Вокруг него было множество людей, пришедших из разных краев нашей огромной и многоязычной страны. Они стали на много лет его друзьями, его средой, и это общение сделало его много сильнее и богаче. Он научился лучше понимать людей и их судьбы. Он с каждым днем приобретал новый опыт чувств и жадно впитывал густоту восприятия жизни. Для него было увлекательно и драгоценно непосредственное соприкосновение с русским языком во всем его богатстве, и он увлеченно воспринимал все, что окружало его, жило, волновалось, звучало вокруг. Разумеется, он писал стихи — он писал их с детства — и публиковал их в армейской печати. Он понимал и отлично знал читателей своих стихов, и это знание требовало от него простоты и доходчивости, выразительности и отчетливости. Так вырабатывался поэтический почерк. Так завоевывалось первое признание. Но никогда не забывался немецкий язык, и, вероятно, не раз, чтобы скоротать долгие, медленно идущие часы приграничного быта, юноша читал самому себе на память стихи великих немцев. И задумывался о том, сколь отличны они от судьбы, постигшей народ этих мудрых и добрых поэтов-мыслителей. Предмет его раздумий был гораздо объемнее собственно немецкой поэзии — он думал о природе искусства, о его неотделимости от гражданской совести, от судьбы общества. Он пытался сопрячь эти великие величины, вникнуть в их связь и взаимопроникновения и с тревогой думал о возможности существования истинной поэзии в условиях фашистского режима.

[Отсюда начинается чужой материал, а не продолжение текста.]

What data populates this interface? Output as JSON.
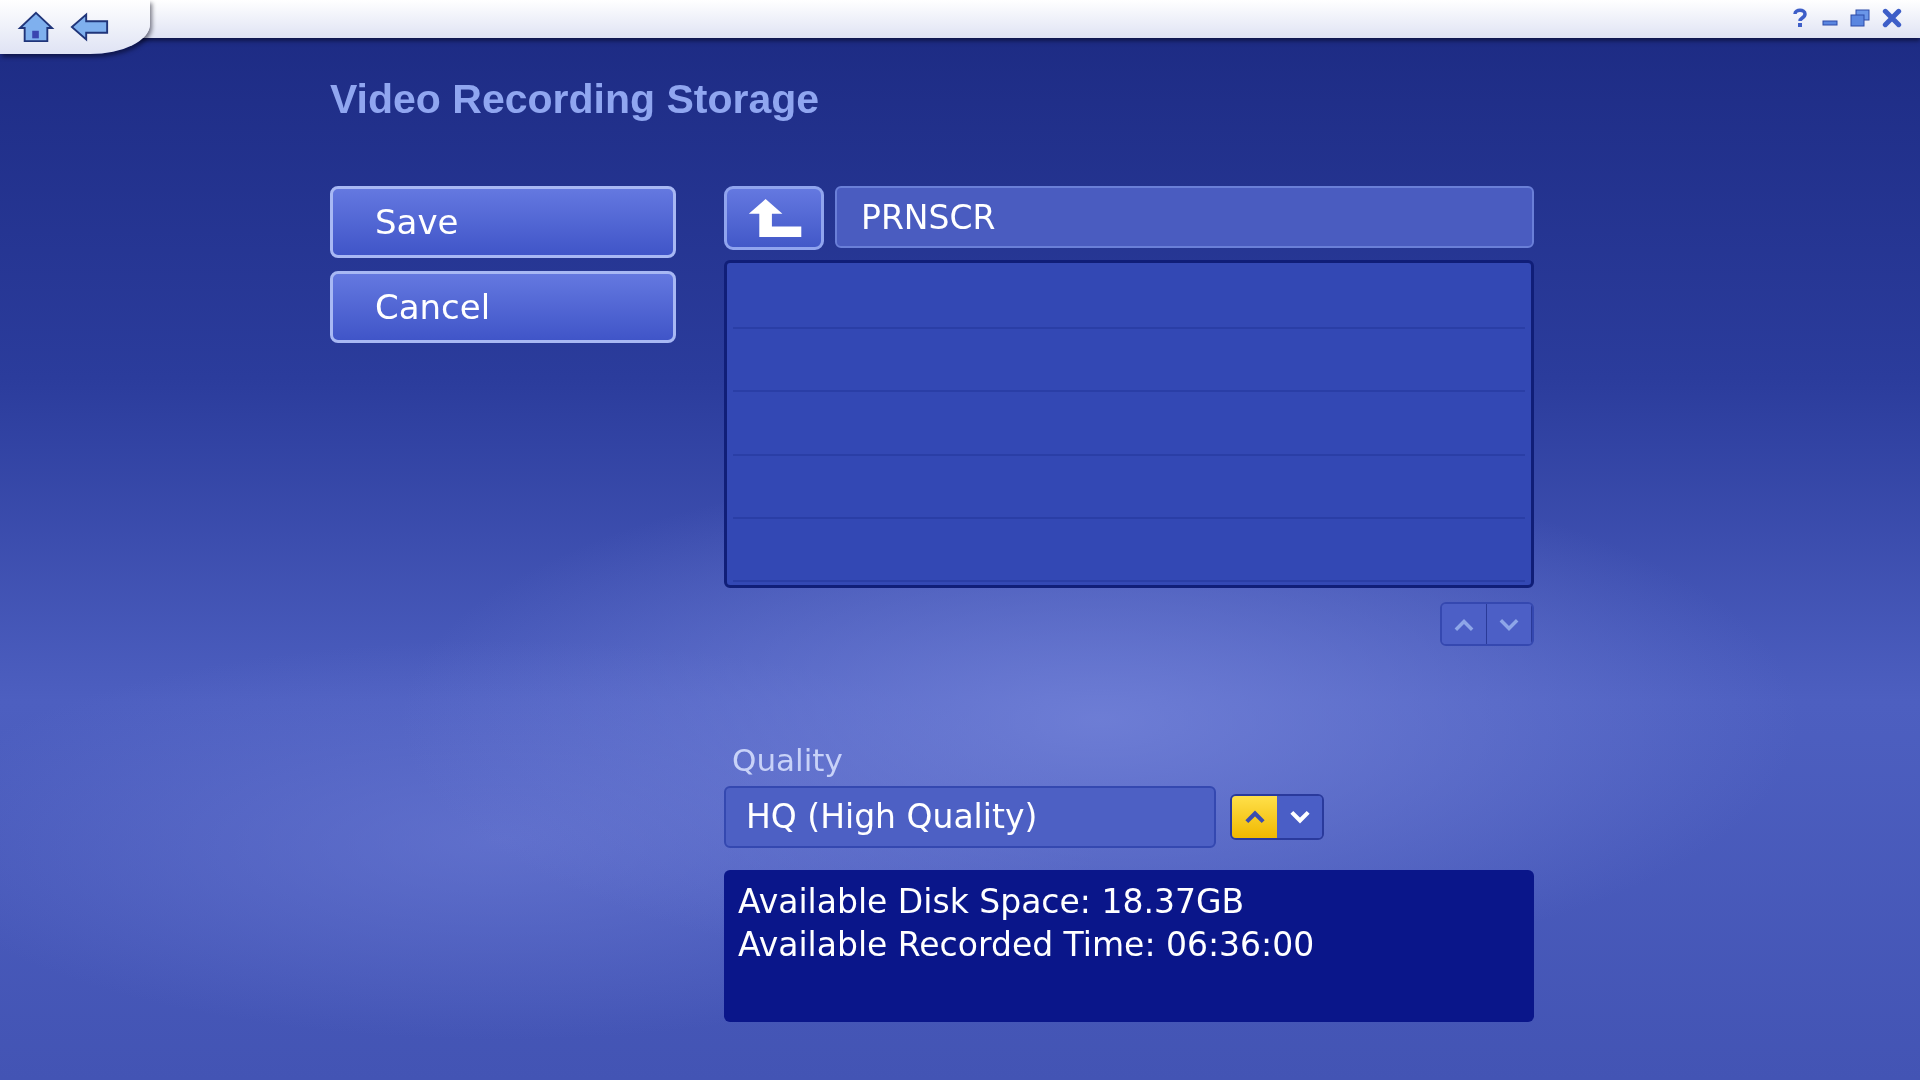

Мудрено ли, что, вернувшись в Москву, он кинулся в библиотеки, и лишь в изданиях, выходивших в эмиграции и в подполье, отыскал ответ на свои недоумения — поэзию немцев-антифашистов, полную душевной боли и гнева, — и глубоко взволнованный ею, захотел поделиться своим волнением с чутким русским читателем поэзии. Для этого нужно было заставить немецкие стихи зазвучать на русском языке, стать русскими стихами. Подобную задачу можно решить, только испытывая в ее решении острую, насущную потребность. Только при этом условии рождается полноценный, полнозвучный, полноправный перевод. Только при этом условии появляется истинный переводчик. Таким переводчиком немецкой поэзии стал молодой Лев Гинзбург.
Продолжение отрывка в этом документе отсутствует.